2MASS is a dirty great big survey with a pipeline milking every last damn photon. It can be used and abused however the user and abuser wishes, but carries flags and data for the cautious to be able to work with it in the individual sense, object per object, and what they do with what they get is their responsibility. Not an inherent limitation of the 2MASS survey.
The quoted limits are somewhat rule of thumb guidelines expressed by the 2MASS people, who then go on to stress use the flags and other provided information.
(The use of the 2MASS data in bulk for statistical assessment of Galactical populations seems to be only just kicking in, going by recent arxivs, in those contexts the trend usually outweighs the outliers for a good quality survey).
Using any survey near its limits is problematic.

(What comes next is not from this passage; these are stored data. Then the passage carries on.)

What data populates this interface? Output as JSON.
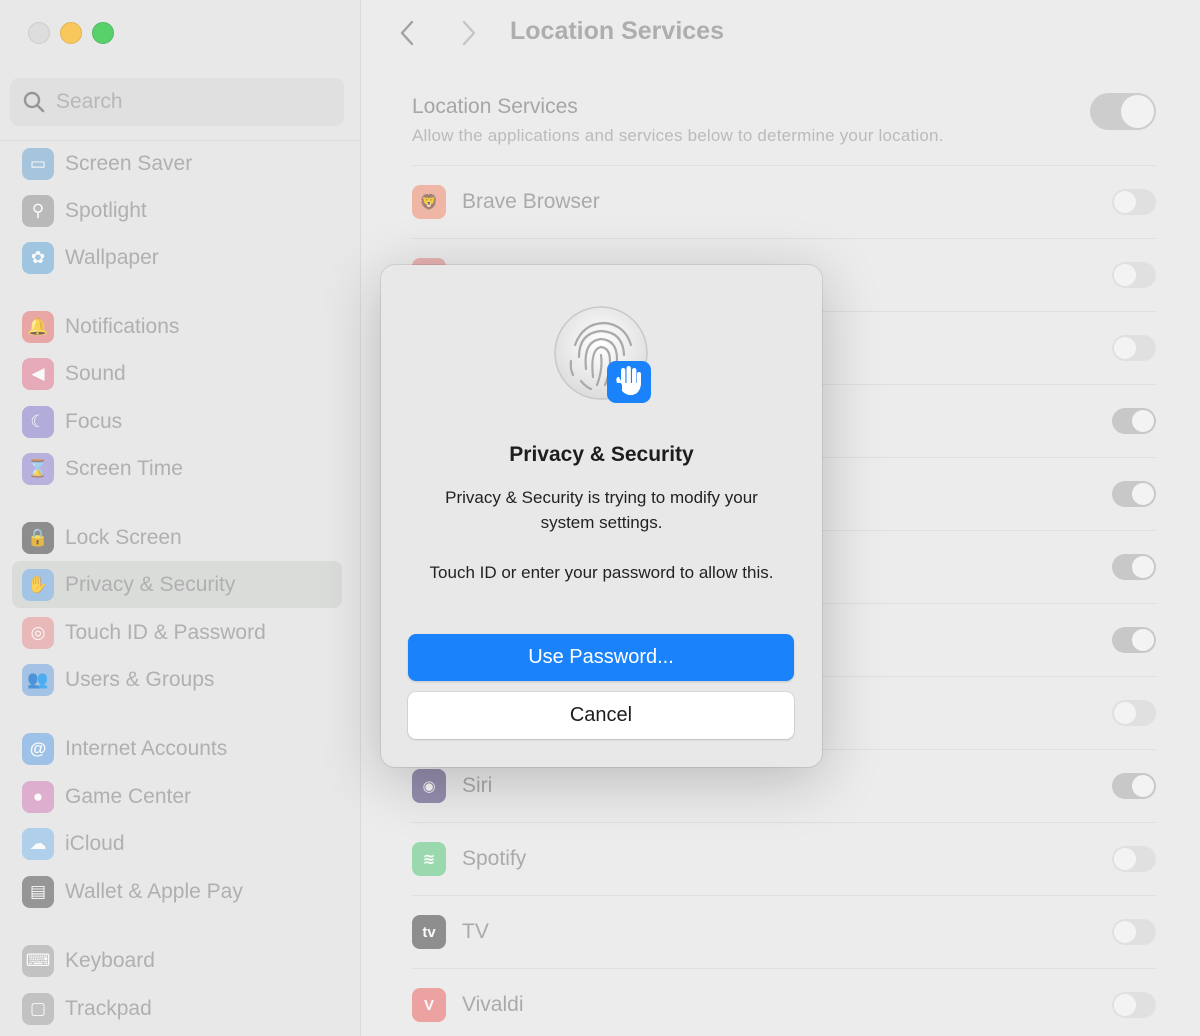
{
  "sidebar": {
    "search_placeholder": "Search",
    "items": [
      {
        "label": "Screen Saver",
        "icon": "screen-saver-icon",
        "color": "#8fb8d8"
      },
      {
        "label": "Spotlight",
        "icon": "spotlight-icon",
        "color": "#a9a9a9"
      },
      {
        "label": "Wallpaper",
        "icon": "wallpaper-icon",
        "color": "#87b9dc"
      },
      {
        "label": "Notifications",
        "icon": "notifications-icon",
        "color": "#e7908e"
      },
      {
        "label": "Sound",
        "icon": "sound-icon",
        "color": "#e595a8"
      },
      {
        "label": "Focus",
        "icon": "focus-icon",
        "color": "#9f97d6"
      },
      {
        "label": "Screen Time",
        "icon": "screen-time-icon",
        "color": "#a89ed8"
      },
      {
        "label": "Lock Screen",
        "icon": "lock-screen-icon",
        "color": "#6e6e6e"
      },
      {
        "label": "Privacy & Security",
        "icon": "privacy-hand-icon",
        "color": "#8bb7e2",
        "selected": true
      },
      {
        "label": "Touch ID & Password",
        "icon": "touch-id-icon",
        "color": "#e9a7a7"
      },
      {
        "label": "Users & Groups",
        "icon": "users-groups-icon",
        "color": "#8cb4e0"
      },
      {
        "label": "Internet Accounts",
        "icon": "internet-accounts-icon",
        "color": "#84b4e6"
      },
      {
        "label": "Game Center",
        "icon": "game-center-icon",
        "color": "#d99ac5"
      },
      {
        "label": "iCloud",
        "icon": "icloud-icon",
        "color": "#9cc6ea"
      },
      {
        "label": "Wallet & Apple Pay",
        "icon": "wallet-icon",
        "color": "#7a7a7a"
      },
      {
        "label": "Keyboard",
        "icon": "keyboard-icon",
        "color": "#b5b5b5"
      },
      {
        "label": "Trackpad",
        "icon": "trackpad-icon",
        "color": "#b5b5b5"
      }
    ]
  },
  "main": {
    "title": "Location Services",
    "location_services": {
      "title": "Location Services",
      "subtitle": "Allow the applications and services below to determine your location.",
      "enabled": true
    },
    "apps": [
      {
        "name": "Brave Browser",
        "icon": "brave-icon",
        "enabled": false
      },
      {
        "name": "",
        "icon": "app-icon",
        "enabled": false
      },
      {
        "name": "",
        "icon": "app-icon",
        "enabled": false
      },
      {
        "name": "",
        "icon": "app-icon",
        "enabled": true
      },
      {
        "name": "",
        "icon": "app-icon",
        "enabled": true
      },
      {
        "name": "",
        "icon": "app-icon",
        "enabled": true
      },
      {
        "name": "",
        "icon": "app-icon",
        "enabled": true
      },
      {
        "name": "",
        "icon": "app-icon",
        "enabled": false
      },
      {
        "name": "Siri",
        "icon": "siri-icon",
        "enabled": true
      },
      {
        "name": "Spotify",
        "icon": "spotify-icon",
        "enabled": false
      },
      {
        "name": "TV",
        "icon": "tv-icon",
        "enabled": false
      },
      {
        "name": "Vivaldi",
        "icon": "vivaldi-icon",
        "enabled": false
      }
    ]
  },
  "dialog": {
    "icon": "touch-id-privacy-icon",
    "title": "Privacy & Security",
    "message": "Privacy & Security is trying to modify your system settings.",
    "prompt": "Touch ID or enter your password to allow this.",
    "primary_label": "Use Password...",
    "secondary_label": "Cancel"
  },
  "colors": {
    "accent": "#1a82fb"
  }
}
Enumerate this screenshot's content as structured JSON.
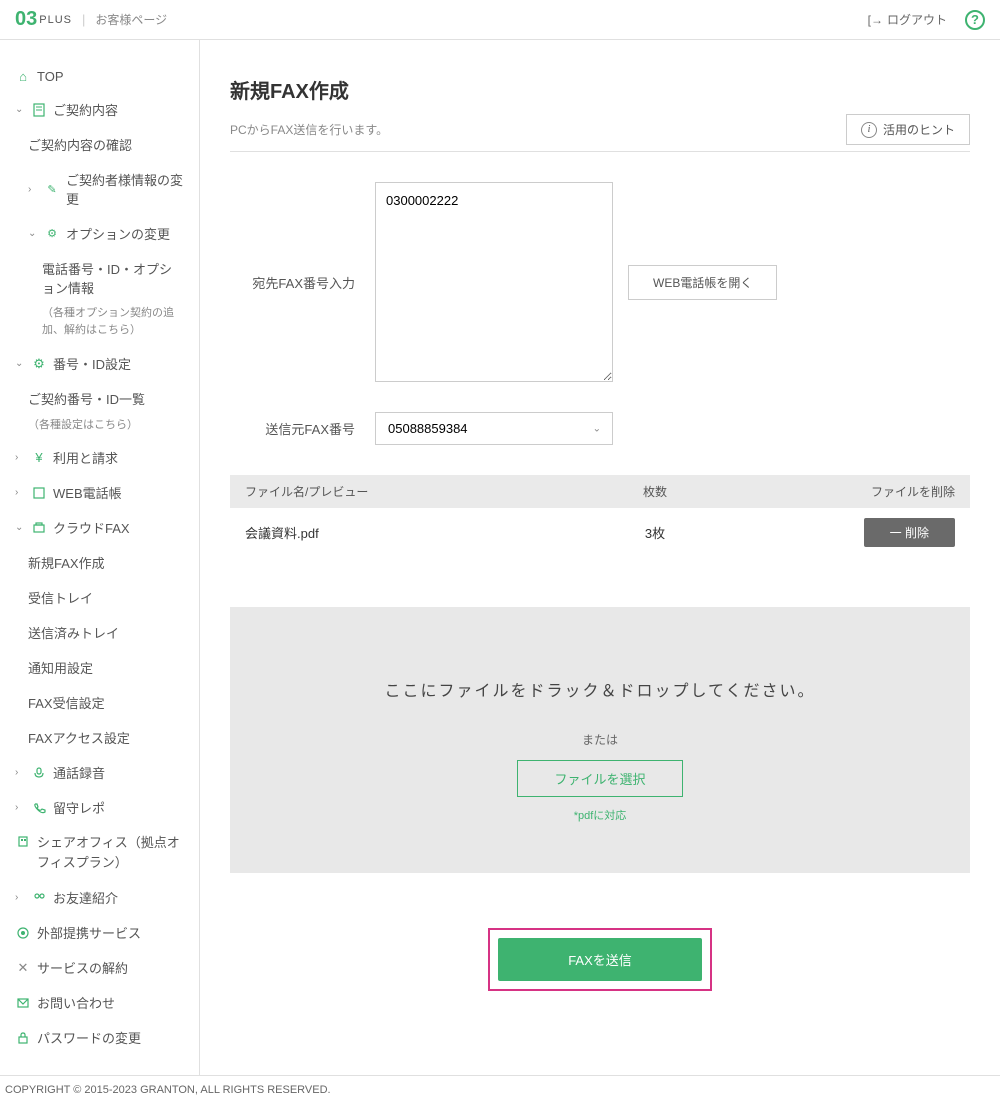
{
  "header": {
    "page_label": "お客様ページ",
    "logout": "ログアウト"
  },
  "sidebar": {
    "top": "TOP",
    "contract": "ご契約内容",
    "contract_confirm": "ご契約内容の確認",
    "contractor_change": "ご契約者様情報の変更",
    "option_change": "オプションの変更",
    "phone_option": "電話番号・ID・オプション情報",
    "phone_option_note": "（各種オプション契約の追加、解約はこちら）",
    "number_id": "番号・ID設定",
    "number_list": "ご契約番号・ID一覧",
    "number_list_note": "（各種設定はこちら）",
    "usage_billing": "利用と請求",
    "web_phonebook": "WEB電話帳",
    "cloud_fax": "クラウドFAX",
    "new_fax": "新規FAX作成",
    "inbox": "受信トレイ",
    "sent": "送信済みトレイ",
    "notification": "通知用設定",
    "fax_receive": "FAX受信設定",
    "fax_access": "FAXアクセス設定",
    "recording": "通話録音",
    "voicemail": "留守レポ",
    "share_office": "シェアオフィス（拠点オフィスプラン）",
    "referral": "お友達紹介",
    "external": "外部提携サービス",
    "cancel": "サービスの解約",
    "inquiry": "お問い合わせ",
    "password": "パスワードの変更"
  },
  "main": {
    "title": "新規FAX作成",
    "subtitle": "PCからFAX送信を行います。",
    "hint_label": "活用のヒント",
    "dest_label": "宛先FAX番号入力",
    "dest_value": "0300002222",
    "phonebook_btn": "WEB電話帳を開く",
    "sender_label": "送信元FAX番号",
    "sender_value": "05088859384",
    "table": {
      "header_name": "ファイル名/プレビュー",
      "header_pages": "枚数",
      "header_delete": "ファイルを削除",
      "file_name": "会議資料.pdf",
      "file_pages": "3枚",
      "delete_btn": "一 削除"
    },
    "drop": {
      "text": "ここにファイルをドラック＆ドロップしてください。",
      "or": "または",
      "select_btn": "ファイルを選択",
      "note": "*pdfに対応"
    },
    "send_btn": "FAXを送信"
  },
  "footer": {
    "copyright": "COPYRIGHT © 2015-2023 GRANTON, ALL RIGHTS RESERVED."
  }
}
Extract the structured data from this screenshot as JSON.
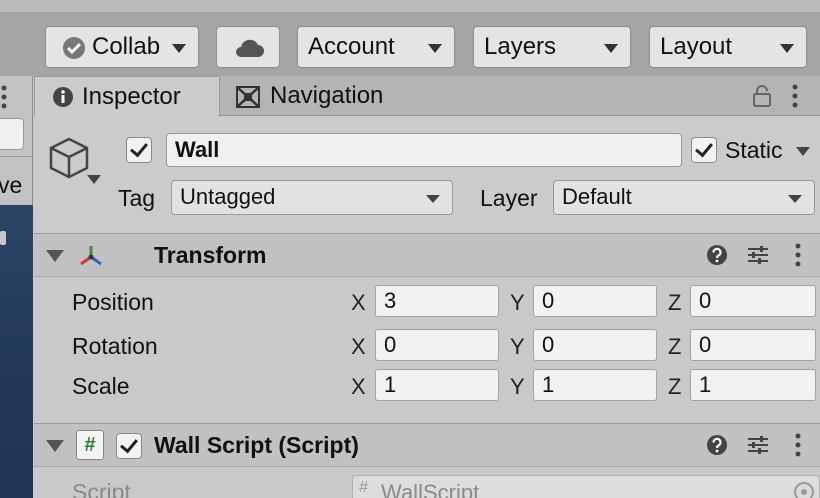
{
  "toolbar": {
    "collab_label": "Collab",
    "account_label": "Account",
    "layers_label": "Layers",
    "layout_label": "Layout"
  },
  "left_panel": {
    "partial_text": "ve"
  },
  "tabs": {
    "inspector": "Inspector",
    "navigation": "Navigation"
  },
  "object": {
    "name": "Wall",
    "active": true,
    "static_label": "Static",
    "static": true,
    "tag_label": "Tag",
    "tag_value": "Untagged",
    "layer_label": "Layer",
    "layer_value": "Default"
  },
  "transform": {
    "title": "Transform",
    "position_label": "Position",
    "rotation_label": "Rotation",
    "scale_label": "Scale",
    "axis_x": "X",
    "axis_y": "Y",
    "axis_z": "Z",
    "position": {
      "x": "3",
      "y": "0",
      "z": "0"
    },
    "rotation": {
      "x": "0",
      "y": "0",
      "z": "0"
    },
    "scale": {
      "x": "1",
      "y": "1",
      "z": "1"
    }
  },
  "script_component": {
    "title": "Wall Script (Script)",
    "enabled": true,
    "script_label": "Script",
    "script_value": "WallScript",
    "script_glyph": "#"
  },
  "colors": {
    "toolbar_bg": "#a5a5a5",
    "panel_bg": "#cbcbcb",
    "scene_bg": "#24395a",
    "axis_x": "#d33b2c",
    "axis_y": "#3d8f3a",
    "axis_z": "#2f62c8",
    "script_icon": "#2e7d32"
  },
  "icons": [
    "collab-check-icon",
    "cloud-icon",
    "info-icon",
    "navigation-icon",
    "lock-icon",
    "kebab-menu-icon",
    "gameobject-cube-icon",
    "transform-axis-icon",
    "help-icon",
    "presets-icon",
    "script-hash-icon",
    "object-picker-icon"
  ]
}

The eyeball-brain combination is a connected photon gathering instrument which utilises electromagnetic radiation. There is no inherent superiority to it. Tom Droege used to insist CCD was far superior to eye, you insist eye is far superior to CCD. As long as the measurement being taken is relevant to the context of the object being measured and the result being looked for either system is fine. If there are many examples of people not doing it right it doesn't mean it's inherently wrong.
You divorce general principles from instrumentation and insist they're only applicable to hominid eye-brain scenarios.
Dunno why. 'seen it 50% of the time it's real' (my paraphrase)... ...what's all that about?